The Tunnels side by side.

As was all too common throughout the South, the Western & Atlantic and Nashville & Chattanooga suffered tremendously during the war.  By 1864, both were under Federal control and rebuilt to serve the Union.  After the conflict they were returned to private ownership. Almost immediately the Nashville & Chattanooga was again expanding, leasing the Nashville & Northwestern Railroad in August of 1868.

On May 30, 1873 a series of notable corporate changes occurred; on that day the N&NW became the Nashville, Memphis & St. Louis Railway while the N&C was renamed the Nashville, Chattanooga & St. Louis Railway (NC & St. L). This was to be known as the “Dixie Line”. While the Dixie Line never reached St. Louis it did continue expanding while becoming both a successful bridge line and important component of the Louisville & Nashville.

Official 1919 system map of the Nashville, Chattanooga & St.
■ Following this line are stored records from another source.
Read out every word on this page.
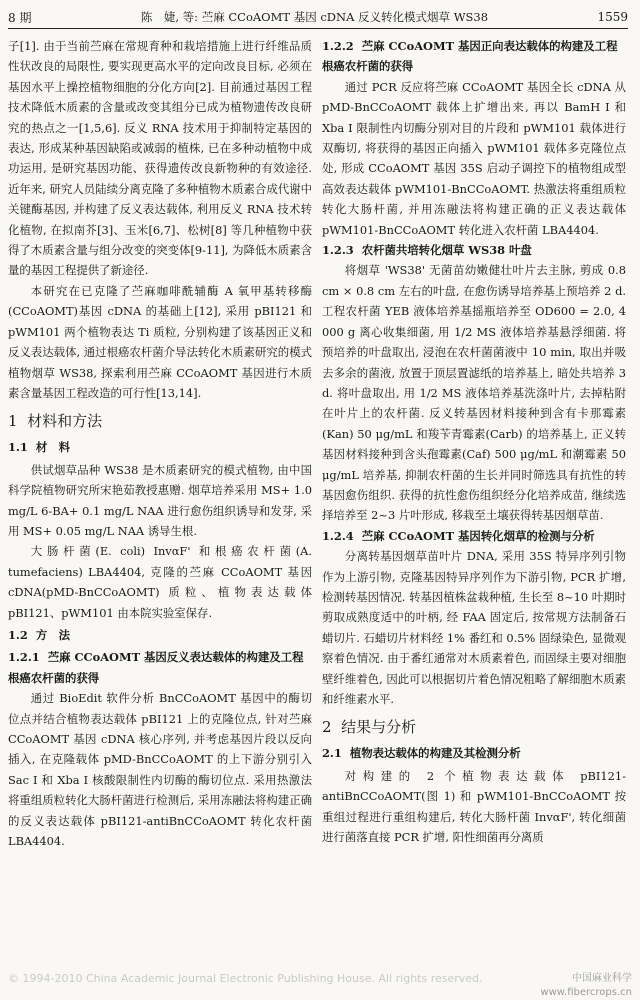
8 期	陈　婕, 等: 苎麻 CCoAOMT 基因 cDNA 反义转化模式烟草 WS38	1559

子[1]. 由于当前苎麻在常规育种和栽培措施上进行纤维品质性状改良的局限性, 要实现更高水平的定向改良目标, 必须在基因水平上操控植物细胞的分化方向[2]. 目前通过基因工程技术降低木质素的含量或改变其组分已成为植物遗传改良研究的热点之一[1,5,6]. 反义 RNA 技术用于抑制特定基因的表达, 形成某种基因缺陷或减弱的植株, 已在多种动植物中成功运用, 是研究基因功能、获得遗传改良新物种的有效途径. 近年来, 研究人员陆续分离克隆了多种植物木质素合成代谢中关键酶基因, 并构建了反义表达载体, 利用反义 RNA 技术转化植物, 在拟南芥[3]、玉米[6,7]、松树[8] 等几种植物中获得了木质素含量与组分改变的突变体[9-11], 为降低木质素含量的基因工程提供了新途径.

本研究在已克隆了苎麻咖啡酰辅酶 A 氧甲基转移酶(CCoAOMT)基因 cDNA 的基础上[12], 采用 pBI121 和 pWM101 两个植物表达 Ti 质粒, 分别构建了该基因正义和反义表达载体, 通过根癌农杆菌介导法转化木质素研究的模式植物烟草 WS38, 探索利用苎麻 CCoAOMT 基因进行木质素含量基因工程改造的可行性[13,14].

1 材料和方法
1.1 材　料

供试烟草品种 WS38 是木质素研究的模式植物, 由中国科学院植物研究所宋艳茹教授惠赠. 烟草培养采用 MS+ 1.0 mg/L 6-BA+ 0.1 mg/L NAA 进行愈伤组织诱导和发芽, 采用 MS+ 0.05 mg/L NAA 诱导生根.

大肠杆菌(E. coli) InvαF' 和根癌农杆菌(A. tumefaciens) LBA4404, 克隆的苎麻 CCoAOMT 基因 cDNA(pMD-BnCCoAOMT) 质粒、植物表达载体 pBI121、pWM101 由本院实验室保存.

1.2 方　法

1.2.1 苎麻 CCoAOMT 基因反义表达载体的构建及工程根癌农杆菌的获得

通过 BioEdit 软件分析 BnCCoAOMT 基因中的酶切位点并结合植物表达载体 pBI121 上的克隆位点, 针对苎麻 CCoAOMT 基因 cDNA 核心序列, 并考虑基因片段以反向插入, 在克隆载体 pMD-BnCCoAOMT 的上下游分别引入 Sac I 和 Xba I 核酸限制性内切酶的酶切位点. 采用热激法将重组质粒转化大肠杆菌进行检测后, 采用冻融法将构建正确的反义表达载体 pBI121-antiBnCCoAOMT 转化农杆菌 LBA4404.

1.2.2 苎麻 CCoAOMT 基因正向表达载体的构建及工程根癌农杆菌的获得

通过 PCR 反应将苎麻 CCoAOMT 基因全长 cDNA 从 pMD-BnCCoAOMT 载体上扩增出来, 再以 BamH I 和 Xba I 限制性内切酶分别对目的片段和 pWM101 载体进行双酶切, 将获得的基因正向插入 pWM101 载体多克隆位点处, 形成 CCoAOMT 基因 35S 启动子调控下的植物组成型高效表达载体 pWM101-BnCCoAOMT. 热激法将重组质粒转化大肠杆菌, 并用冻融法将构建正确的正义表达载体 pWM101-BnCCoAOMT 转化进入农杆菌 LBA4404.

1.2.3 农杆菌共培转化烟草 WS38 叶盘

将烟草 'WS38' 无菌苗幼嫩健壮叶片去主脉, 剪成 0.8 cm × 0.8 cm 左右的叶盘, 在愈伤诱导培养基上预培养 2 d. 工程农杆菌 YEB 液体培养基摇瓶培养至 OD600 = 2.0, 4 000 g 离心收集细菌, 用 1/2 MS 液体培养基悬浮细菌. 将预培养的叶盘取出, 浸泡在农杆菌菌液中 10 min, 取出并吸去多余的菌液, 放置于顶层置滤纸的培养基上, 暗处共培养 3 d. 将叶盘取出, 用 1/2 MS 液体培养基洗涤叶片, 去掉粘附在叶片上的农杆菌. 反义转基因材料接种到含有卡那霉素(Kan) 50 μg/mL 和羧苄青霉素(Carb) 的培养基上, 正义转基因材料接种到含头孢霉素(Caf) 500 μg/mL 和潮霉素 50 μg/mL 培养基, 抑制农杆菌的生长并同时筛选具有抗性的转基因愈伤组织. 获得的抗性愈伤组织经分化培养成苗, 继续选择培养至 2~3 片叶形成, 移栽至土壤获得转基因烟草苗.

1.2.4 苎麻 CCoAOMT 基因转化烟草的检测与分析

分离转基因烟草苗叶片 DNA, 采用 35S 特异序列引物作为上游引物, 克隆基因特异序列作为下游引物, PCR 扩增, 检测转基因情况. 转基因植株盆栽种植, 生长至 8~10 叶期时剪取成熟度适中的叶柄, 经 FAA 固定后, 按常规方法制备石蜡切片. 石蜡切片材料经 1% 番红和 0.5% 固绿染色, 显微观察着色情况. 由于番红通常对木质素着色, 而固绿主要对细胞壁纤维着色, 因此可以根据切片着色情况粗略了解细胞木质素和纤维素水平.

2 结果与分析
2.1 植物表达载体的构建及其检测分析

对构建的 2 个植物表达载体 pBI121-antiBnCCoAOMT(图 1) 和 pWM101-BnCCoAOMT 按重组过程进行重组构建后, 转化大肠杆菌 InvαF', 转化细菌进行菌落直接 PCR 扩增, 阳性细菌再分离质

© 1994-2010 China Academic Journal Electronic Publishing House. All rights reserved.	中国麻业科学
www.fibercrops.cn
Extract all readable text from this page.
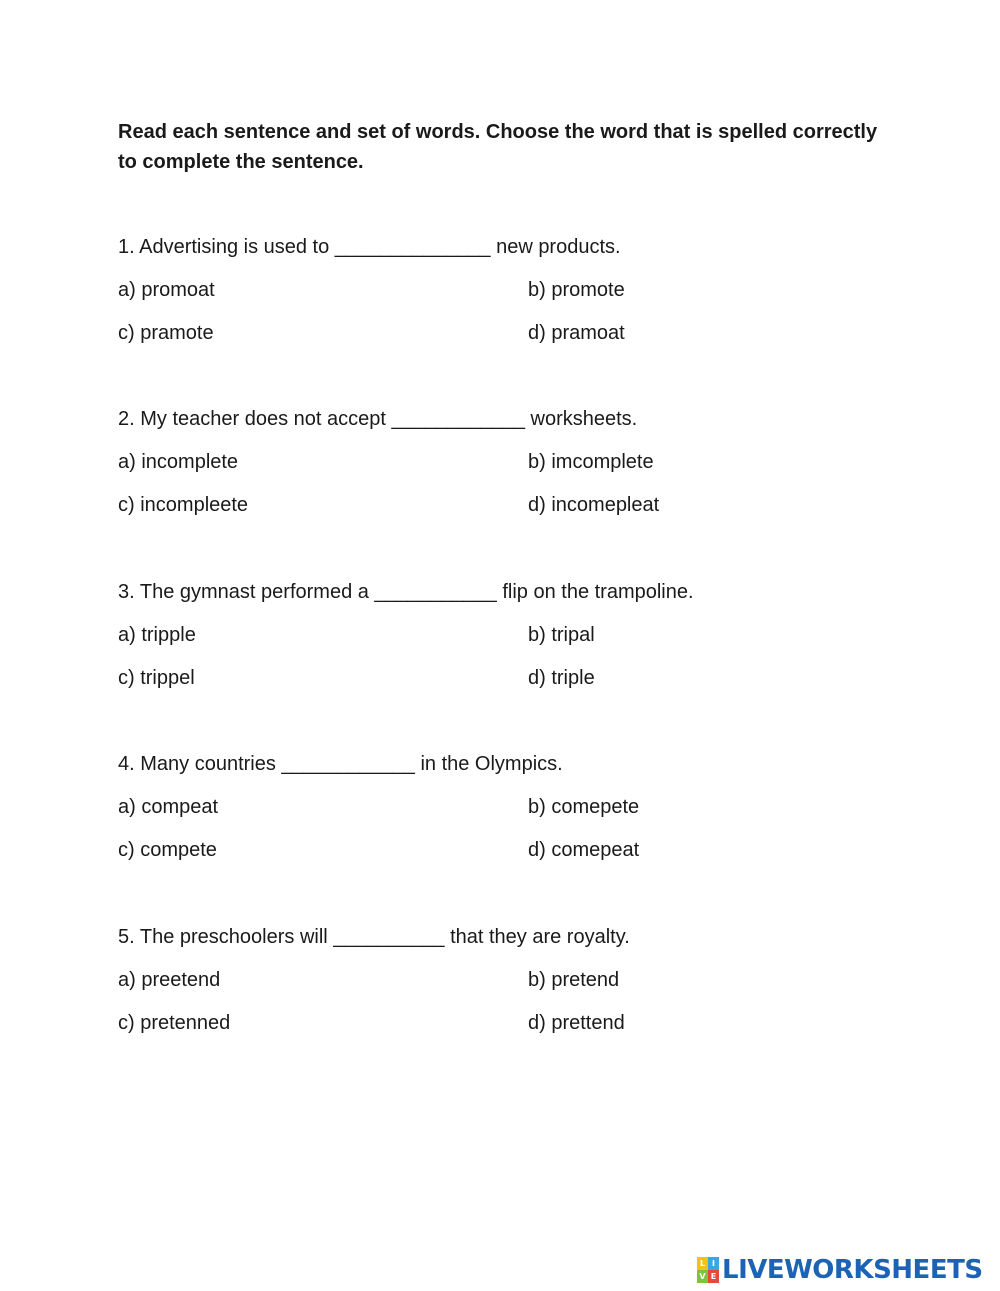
Read each sentence and set of words. Choose the word that is spelled correctly to complete the sentence.
1. Advertising is used to ______________ new products.
a) promoat	b) promote
c) pramote	d) pramoat
2. My teacher does not accept ____________ worksheets.
a) incomplete	b) imcomplete
c) incompleete	d) incomepleat
3. The gymnast performed a ___________ flip on the trampoline.
a) tripple	b) tripal
c) trippel	d) triple
4. Many countries ____________ in the Olympics.
a) compeat	b) comepete
c) compete	d) comepeat
5. The preschoolers will __________ that they are royalty.
a) preetend	b) pretend
c) pretenned	d) prettend
L I
V E LIVEWORKSHEETS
Louis Railroad Line.

In 1890, the Nashville, Chattanooga & St. Louis Railway had leased the track of the Western & Atlantic and begun making improvements on the rails and track. By the early 1900’s, rail traffic had increased in volume on this now important rail route. Also, by this time locomotives and railroad cars had become much larger. The original tunnel proved too small for the larger locomotives and rolling stock of the 20th century.

Train cars were damaging the old tunnel and even becoming stuck. Some train engineers were nearly killed when their locomotive become lodged in the tunnel. Passengers are unloaded from a passenger train to avoid their being overcome by smoke while the stuck train is removed from the tunnel.

A pair of Nashville, Chattanooga & St. Louis F7A’s have a mixed freight at Dalton, Georgia circa 1957. Clarence Cade photo.

The NC & St. Louis Railway looked at enlarging the 1850 tunnel or even blasting a gap in the mountain, removing the “roof top” of the old tunnel. By the 1920’s, this line was part of a major railroad link connecting Chicago and the Midwest with the Atlantic coast for both freight and passenger service. Costs involved and the long disruption in important rail service during changes to the old tunnel led to the decision to build a completely new and larger tunnel.

The General next to a 1915 locomotive engine. You can easily tell the difference.

Upon completion on December 17th 1928, all train movements were transferred to the new tunnel. The 1850 tunnel was abandoned after 78 years of service. The 1928 tunnel is still in use today by CSX Railroad. This photo speaks volumes, showing the famous locomotive “The General” parked next to a much larger 1915 locomotive.